Damit die Nahrung, die wir tagtäglich zu uns nehmen, auch wirklich dort ankommt, wo sie gebraucht wird, sind viele unterschiedliche Prozesse im Verdauungssystem des Menschen vonnöten. Eine ganze Reihe von Organen und Systemen sind an der Verdauung beteiligt und sorgen dafür, dass für den Stoffwechsel alle nötigen Nährstoffe zu Verfügung stehen.
Schrittweise Umwandlung der Nahrung
Die einzelnen an der Verdauung beteiligten Organe sind dafür verantwortlich, dass die Lebensmittel in verwertbare Bausteine umgewandelt werden. Der lange Prozess beginnt in der Mundhöhle, wo die Nahrung durch die Zähne zerkleinert und eingespeichelt wird. Anschließend wird der so entstandende Nahrungsbrei mit Verdauungssäften durchmischt und gelangt mithilfe der Darmbewegungen (Peristaltik) in die Verdauungsorgane. Hier verbringen sie eine unterschiedlich lange Zeit. Allein im Magen verbleiben die Nahrungsbestandteile bis zu vier Stunden, um den Dünndarm zu durchlaufen, werden sechs Stunden benötigt. Wieviel Zeit letztendlich für eine Mahlzeit wirklich gebraucht wird, hängt von der Art der Speisen und deren Zusammensetzung ab. Durchschnittlich dauert ein kompletter Verdauungsvorgang 24 Stunden, wobei unterschiedliche Bausteine eine bestimmte Zeit brauchen. Kohlenhydrate werden am längsten verdaut, Fette verbringen ebenfalls viel Zeit in den Verdauungsorganen.

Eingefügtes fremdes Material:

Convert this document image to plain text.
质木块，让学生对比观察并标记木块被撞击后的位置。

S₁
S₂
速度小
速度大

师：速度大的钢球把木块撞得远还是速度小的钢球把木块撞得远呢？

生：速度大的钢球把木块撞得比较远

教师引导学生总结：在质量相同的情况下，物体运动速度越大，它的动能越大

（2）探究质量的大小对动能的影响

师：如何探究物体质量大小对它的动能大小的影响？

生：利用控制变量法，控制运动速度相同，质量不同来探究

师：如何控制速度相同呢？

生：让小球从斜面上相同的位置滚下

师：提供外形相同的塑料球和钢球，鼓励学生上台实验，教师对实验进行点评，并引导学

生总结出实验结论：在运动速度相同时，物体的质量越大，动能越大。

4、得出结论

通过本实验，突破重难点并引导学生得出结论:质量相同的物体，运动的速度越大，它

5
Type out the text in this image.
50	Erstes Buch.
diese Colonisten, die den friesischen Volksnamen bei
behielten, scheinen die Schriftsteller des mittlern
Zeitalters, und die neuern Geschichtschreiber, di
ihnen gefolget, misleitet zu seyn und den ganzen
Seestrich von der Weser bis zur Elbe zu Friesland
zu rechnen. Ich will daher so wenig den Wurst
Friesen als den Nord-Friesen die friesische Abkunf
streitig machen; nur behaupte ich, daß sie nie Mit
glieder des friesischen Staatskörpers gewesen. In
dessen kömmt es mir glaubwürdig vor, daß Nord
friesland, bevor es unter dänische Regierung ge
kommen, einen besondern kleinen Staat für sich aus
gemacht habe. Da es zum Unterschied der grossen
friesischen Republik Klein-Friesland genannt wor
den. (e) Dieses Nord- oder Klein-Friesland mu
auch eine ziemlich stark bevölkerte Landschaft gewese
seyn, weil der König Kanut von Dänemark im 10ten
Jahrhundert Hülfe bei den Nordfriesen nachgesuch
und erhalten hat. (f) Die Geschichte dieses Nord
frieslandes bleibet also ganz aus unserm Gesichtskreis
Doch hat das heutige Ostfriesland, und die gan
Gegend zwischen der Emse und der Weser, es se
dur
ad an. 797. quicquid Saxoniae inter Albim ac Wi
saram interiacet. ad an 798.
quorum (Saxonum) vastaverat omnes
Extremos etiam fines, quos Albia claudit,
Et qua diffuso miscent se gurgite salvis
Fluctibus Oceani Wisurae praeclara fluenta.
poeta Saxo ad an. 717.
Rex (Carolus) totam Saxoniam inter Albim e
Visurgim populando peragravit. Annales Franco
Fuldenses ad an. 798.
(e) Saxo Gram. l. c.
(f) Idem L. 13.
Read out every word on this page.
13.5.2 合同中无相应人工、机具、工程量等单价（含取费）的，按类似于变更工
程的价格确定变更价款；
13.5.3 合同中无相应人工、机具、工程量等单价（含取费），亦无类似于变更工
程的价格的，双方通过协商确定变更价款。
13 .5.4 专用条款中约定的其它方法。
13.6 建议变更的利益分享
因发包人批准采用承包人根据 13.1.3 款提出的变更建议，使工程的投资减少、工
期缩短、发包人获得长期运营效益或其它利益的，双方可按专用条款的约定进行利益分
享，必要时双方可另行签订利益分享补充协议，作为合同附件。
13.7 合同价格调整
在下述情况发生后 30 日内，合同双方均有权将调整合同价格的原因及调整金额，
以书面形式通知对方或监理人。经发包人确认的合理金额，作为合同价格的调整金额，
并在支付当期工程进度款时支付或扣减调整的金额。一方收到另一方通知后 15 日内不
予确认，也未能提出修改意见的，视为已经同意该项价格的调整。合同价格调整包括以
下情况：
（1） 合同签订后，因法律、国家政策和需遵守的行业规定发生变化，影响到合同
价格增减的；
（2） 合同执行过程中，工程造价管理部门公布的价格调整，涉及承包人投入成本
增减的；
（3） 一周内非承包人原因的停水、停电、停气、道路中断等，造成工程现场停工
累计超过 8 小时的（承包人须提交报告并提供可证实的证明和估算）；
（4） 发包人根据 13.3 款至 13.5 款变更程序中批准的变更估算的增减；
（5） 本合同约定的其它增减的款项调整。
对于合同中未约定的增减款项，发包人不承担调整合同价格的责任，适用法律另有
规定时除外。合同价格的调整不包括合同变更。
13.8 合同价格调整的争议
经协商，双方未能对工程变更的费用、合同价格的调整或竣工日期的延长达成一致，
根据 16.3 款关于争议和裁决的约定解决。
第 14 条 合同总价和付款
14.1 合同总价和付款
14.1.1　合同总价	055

Nachdem die Verdauung abgeschlossen ist, sind Kohlenhydrate zu Einfachzuckern umgewandelt, Proteine in Aminosäuren aufgespalten und Fette zu Fettsäuren und Glycerin zersetzt worden. Diese kleinen Nahrungsbestandteile gelangen über das Blut zu den Zellen.
An der Verdauung beteiligte Organe oder Systeme
Gestörte Verdauung
Verdauungsbeschwerden gehören zu dem am häufigsten genannten Problemen in deutschen Hausarztpraxen. Neben den offensichtlichen Anzeichen, dass etwas nicht stimmt wie Blähungen,Verstopfung oder Koliken , können auch Hautprobleme, chronische Entzündungen oder brüchige Fingernägel anzeigen, dass die Verdauungsorgane nicht richtig arbeiten. Die meisten Probleme lassen sich schnell beheben, denn Auslöser für einen grummelnden Magen oder Durchfall sind oft falsche Ernährungsgewohnheiten. Auch Prüfungsstress oder Angst vor dem Jobverlust lassen sich schnell ausmachen und angemessen behandeln. Weitaus schwieriger zu diagnostizieren, sind eine gestörte Darmflora oder eine Störung der Magensäfte.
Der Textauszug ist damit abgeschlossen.